Le coq avait chanté depuis déjà trois bonnes heures. Les Satyres sortaient de chez eux pour rejoindre les champs dans lesquels ils travaillaient chaque jour. Les Cobales faisaient déjà chauffer les fours des forges. Les rues s'animaient alors que les marchands ouvraient leurs boutiques et préparaient leurs étals pour la journée à venir. Mais toujours aucune trace de Messire Ordy.

Margot voyait Nikka s'agiter à ses côtés.

- Il devrait déjà être là, marmonna-t-il à plusieurs reprises alors qu'il faisait les cent pas.

Son regard faisait des allers-retours entre la porte de la ville et le cercle de Valkyries qui les empêchait d'entamer leur périple vers l'Académie...

Lorsque le soleil fut haut dans le ciel et que la chaleur devenait étouffante, la rue commerçante s'agita de cris et de joie. Les Valkyries s'écartèrent du côté de la porte de la ville. La silhouette d'un homme d'une quarantaine d'années se dessina à contre-jour. Elle était entourée de nombreuses guerrières dont les lances empêchaient les civils de s'approcher de plus près. Margot dut mettre son bras devant ses yeux pour ne pas être éblouie par la soudaine lumière...
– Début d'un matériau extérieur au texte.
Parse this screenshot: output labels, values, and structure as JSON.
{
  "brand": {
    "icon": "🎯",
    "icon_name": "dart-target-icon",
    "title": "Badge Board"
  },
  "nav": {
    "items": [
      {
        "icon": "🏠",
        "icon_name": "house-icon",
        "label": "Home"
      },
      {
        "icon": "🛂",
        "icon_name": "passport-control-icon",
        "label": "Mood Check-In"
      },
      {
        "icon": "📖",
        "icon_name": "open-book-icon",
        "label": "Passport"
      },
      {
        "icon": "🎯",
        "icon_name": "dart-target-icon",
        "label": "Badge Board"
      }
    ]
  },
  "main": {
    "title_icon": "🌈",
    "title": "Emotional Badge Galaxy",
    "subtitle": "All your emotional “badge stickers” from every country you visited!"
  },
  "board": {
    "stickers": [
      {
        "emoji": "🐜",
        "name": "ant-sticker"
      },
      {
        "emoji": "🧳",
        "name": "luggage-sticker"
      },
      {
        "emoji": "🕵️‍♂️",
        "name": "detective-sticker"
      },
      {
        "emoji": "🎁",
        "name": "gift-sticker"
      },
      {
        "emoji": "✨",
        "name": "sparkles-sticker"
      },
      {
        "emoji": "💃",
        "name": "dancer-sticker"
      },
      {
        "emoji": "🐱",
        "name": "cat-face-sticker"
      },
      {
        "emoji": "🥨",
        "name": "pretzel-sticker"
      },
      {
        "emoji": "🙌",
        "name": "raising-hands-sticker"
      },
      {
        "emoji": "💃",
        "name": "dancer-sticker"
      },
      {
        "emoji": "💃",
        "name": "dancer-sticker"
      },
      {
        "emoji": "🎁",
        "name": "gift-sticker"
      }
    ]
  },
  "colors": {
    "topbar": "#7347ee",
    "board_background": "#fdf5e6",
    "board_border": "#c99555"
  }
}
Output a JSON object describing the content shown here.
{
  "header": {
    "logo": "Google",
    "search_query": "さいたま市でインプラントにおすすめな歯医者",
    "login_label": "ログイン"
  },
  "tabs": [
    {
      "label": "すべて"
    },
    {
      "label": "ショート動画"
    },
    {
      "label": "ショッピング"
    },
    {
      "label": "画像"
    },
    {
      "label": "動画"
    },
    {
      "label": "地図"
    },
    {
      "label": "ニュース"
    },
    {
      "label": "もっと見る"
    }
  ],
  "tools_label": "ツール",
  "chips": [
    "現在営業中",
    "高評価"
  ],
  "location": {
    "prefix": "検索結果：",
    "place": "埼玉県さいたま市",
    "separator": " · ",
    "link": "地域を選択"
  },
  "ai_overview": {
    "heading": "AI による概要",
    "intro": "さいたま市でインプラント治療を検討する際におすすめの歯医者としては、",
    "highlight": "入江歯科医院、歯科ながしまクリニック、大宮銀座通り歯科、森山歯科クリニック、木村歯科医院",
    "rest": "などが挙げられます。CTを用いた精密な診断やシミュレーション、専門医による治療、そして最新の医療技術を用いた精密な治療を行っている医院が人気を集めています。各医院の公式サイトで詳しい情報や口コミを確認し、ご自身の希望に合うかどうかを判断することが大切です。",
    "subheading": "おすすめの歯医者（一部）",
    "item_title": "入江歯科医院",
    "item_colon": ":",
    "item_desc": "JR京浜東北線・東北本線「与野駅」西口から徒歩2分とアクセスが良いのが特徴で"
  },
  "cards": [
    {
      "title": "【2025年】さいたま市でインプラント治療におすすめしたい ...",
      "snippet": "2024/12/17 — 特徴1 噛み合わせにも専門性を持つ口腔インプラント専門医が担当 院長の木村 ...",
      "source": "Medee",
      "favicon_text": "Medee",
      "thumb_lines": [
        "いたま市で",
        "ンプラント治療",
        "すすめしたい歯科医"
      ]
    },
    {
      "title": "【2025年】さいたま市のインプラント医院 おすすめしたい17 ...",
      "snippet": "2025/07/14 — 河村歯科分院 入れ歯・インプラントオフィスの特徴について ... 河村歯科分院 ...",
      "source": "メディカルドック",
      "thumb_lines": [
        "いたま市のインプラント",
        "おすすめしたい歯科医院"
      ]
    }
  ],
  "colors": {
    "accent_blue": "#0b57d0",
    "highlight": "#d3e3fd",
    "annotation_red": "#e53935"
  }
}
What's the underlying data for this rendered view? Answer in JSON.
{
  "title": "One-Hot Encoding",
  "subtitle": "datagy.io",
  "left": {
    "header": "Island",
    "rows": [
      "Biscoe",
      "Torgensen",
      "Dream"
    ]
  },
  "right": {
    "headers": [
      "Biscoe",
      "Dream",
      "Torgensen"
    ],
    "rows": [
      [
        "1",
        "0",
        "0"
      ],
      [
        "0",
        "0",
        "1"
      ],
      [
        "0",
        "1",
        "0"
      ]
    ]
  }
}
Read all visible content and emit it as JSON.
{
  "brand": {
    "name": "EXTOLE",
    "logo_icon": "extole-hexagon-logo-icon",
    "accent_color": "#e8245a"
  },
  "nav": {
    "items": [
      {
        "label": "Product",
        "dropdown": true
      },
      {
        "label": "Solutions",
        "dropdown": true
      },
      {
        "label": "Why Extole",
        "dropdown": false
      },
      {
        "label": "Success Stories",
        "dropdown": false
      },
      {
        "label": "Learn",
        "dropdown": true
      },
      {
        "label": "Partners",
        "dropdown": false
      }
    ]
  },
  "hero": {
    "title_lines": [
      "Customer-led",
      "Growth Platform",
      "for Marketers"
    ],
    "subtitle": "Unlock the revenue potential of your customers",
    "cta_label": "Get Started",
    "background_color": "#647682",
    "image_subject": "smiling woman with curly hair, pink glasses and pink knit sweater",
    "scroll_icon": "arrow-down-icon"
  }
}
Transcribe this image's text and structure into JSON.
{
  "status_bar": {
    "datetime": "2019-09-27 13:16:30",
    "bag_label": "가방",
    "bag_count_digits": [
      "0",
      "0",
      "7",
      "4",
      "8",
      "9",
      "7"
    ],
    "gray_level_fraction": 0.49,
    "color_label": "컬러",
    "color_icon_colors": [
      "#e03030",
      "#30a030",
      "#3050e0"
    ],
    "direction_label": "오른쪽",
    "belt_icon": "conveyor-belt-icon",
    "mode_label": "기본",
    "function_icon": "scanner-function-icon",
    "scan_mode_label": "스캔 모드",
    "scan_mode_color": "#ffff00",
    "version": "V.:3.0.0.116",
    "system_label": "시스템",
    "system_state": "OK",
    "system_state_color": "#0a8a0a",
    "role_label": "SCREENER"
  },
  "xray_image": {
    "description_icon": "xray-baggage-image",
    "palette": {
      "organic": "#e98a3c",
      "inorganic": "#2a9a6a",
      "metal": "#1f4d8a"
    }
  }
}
- Nikka ! Petite Margot ! s'écria une voix enjouée. Vous m'avez attendu ! C'est tellement gentil !

Nous n'avons pas vraiment eu le choix...

Elle se retint de justesse de dire le fond de sa pensée à ce dirigeant dont la ponctualité n'était pas le point fort et se contenta de lui lancer un sourire crispé. Ses yeux s'étaient habitués aux rayons du soleil qui s'étaient faits plus perçants lors de l'arrivée du chef d'Atykiaw.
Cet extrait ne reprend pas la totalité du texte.